Marxism-Leninism - this is a conception of the world, it determines an engagement that has as ultimate object the destruction of capitalism. To this extent it has of course a world-wide vocation. Is it necessary to repeat these "common places" ! Like the one that consists in reaffirming that revolutionary struggles must have as their primary field the country itself where they develop.

In fact the struggle started and developed by the PLA against modern revisionism has had effects well beyond the frontiers of Europe, whether it be in Africa or in Latin America, and even in Asia.

Enver Hoxha used a vivid expression to describe Marxism-Leninism : to him, it was a great avenue where opened small streets, each a bit different. This difference of course cannot be in opposition to the whole, to Marxism-Leninism in its totality. This very totality indirectly unveils through the various aspects of modern revisionism, combatted and revealed all along the history of the PLA as well as in the work of comrade Enver Hoxha.
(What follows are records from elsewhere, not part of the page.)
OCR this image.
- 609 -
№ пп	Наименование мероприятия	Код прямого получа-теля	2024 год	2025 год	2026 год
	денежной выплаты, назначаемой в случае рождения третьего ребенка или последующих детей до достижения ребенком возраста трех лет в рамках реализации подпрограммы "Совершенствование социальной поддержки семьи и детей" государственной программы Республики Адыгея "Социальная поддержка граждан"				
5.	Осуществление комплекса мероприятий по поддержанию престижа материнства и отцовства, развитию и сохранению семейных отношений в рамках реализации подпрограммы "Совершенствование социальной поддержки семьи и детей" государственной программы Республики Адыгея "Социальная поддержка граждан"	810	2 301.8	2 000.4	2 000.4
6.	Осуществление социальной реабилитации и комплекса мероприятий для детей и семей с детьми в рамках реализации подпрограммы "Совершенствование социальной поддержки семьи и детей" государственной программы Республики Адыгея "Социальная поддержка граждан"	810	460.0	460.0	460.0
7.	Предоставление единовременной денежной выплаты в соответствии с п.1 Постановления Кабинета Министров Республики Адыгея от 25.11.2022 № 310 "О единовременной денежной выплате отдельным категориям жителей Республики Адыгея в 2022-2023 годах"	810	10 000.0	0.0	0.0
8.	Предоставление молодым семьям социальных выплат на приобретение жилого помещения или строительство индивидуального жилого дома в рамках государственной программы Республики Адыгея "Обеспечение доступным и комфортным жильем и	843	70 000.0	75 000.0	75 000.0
(Patrick KESSEL, in the name of the Collective of the CEMOPI)



Notes

1. In Peking Review n 45, 1977, can be read the following statement of Mao Zedong, made in February 1974 in the course of an interview : "In my opinion, the United States and the Soviet Union constitute the First World. The intermediary forces, like Japon, Europe and Canada, constitute the Second World. As for us, we are a part of the Third World." "The Third World has a quite numerous population. Whole Asia, except Japan, is a part of the Third World. Whole Africa belongs to the Third World, Latin America too." Politically, to the extent that the "First World" is the main ennemy, this analysis leads to uniting the capitalist countries of the "Second World" with the "Third World". In fact, this "theory" is quite anterior to 1971. See in the Bulletin International (First Series) a Summary Chronology of the "Theory of the Three Worlds" about the period 1946-1974 : n 0 (October 1977), 01 et 02, 1977, n 2, 4, 5, 1978. This is the meaning of the formulation promoted by the CCP : "Proletarians of all countries, oppressed peoples and nations, unite !"

2. See Bulletin International.

3. And this quite before the text of the CCP of September 13th, 1963, "Is Yougoslavia a socialist country ?" A courious appreciation is met with, in this text : "For sure, Yugoslavia has been a socialist country and during a certain time this country progressed on the way to socialism." (Debate on the general line of the International Communist Movement (1963-1964), Publishings in Foreign Languages, Peking, 1965, p. 189 in the French edition). Nevertheless, it is clear that what has been questioned in 1948-1949 concerned the policy followed by the Yugoslavian Party since the liberation of Yougoslavia.

4. Theses published in French in 1974, in Les communistes albanais contre le révisionnisme - De Tito à Khrouchtchev 1942-1961 - Textes et documents choisis et présentés par Patrick Kessel, UGE-10/18, pages 180-185.

5. Idem, pages 291-326.

6. See Speech of Zhou Enlai.

7. With the exception of the Communist Party of Bresil that by a vote of the majority condemned the policy of Moscow.

8. In the Franco-Albanain Friendship Association, the fraction having the overwhelming majority of the Presidency, directed by the PCMLF, in fact defended China since several years.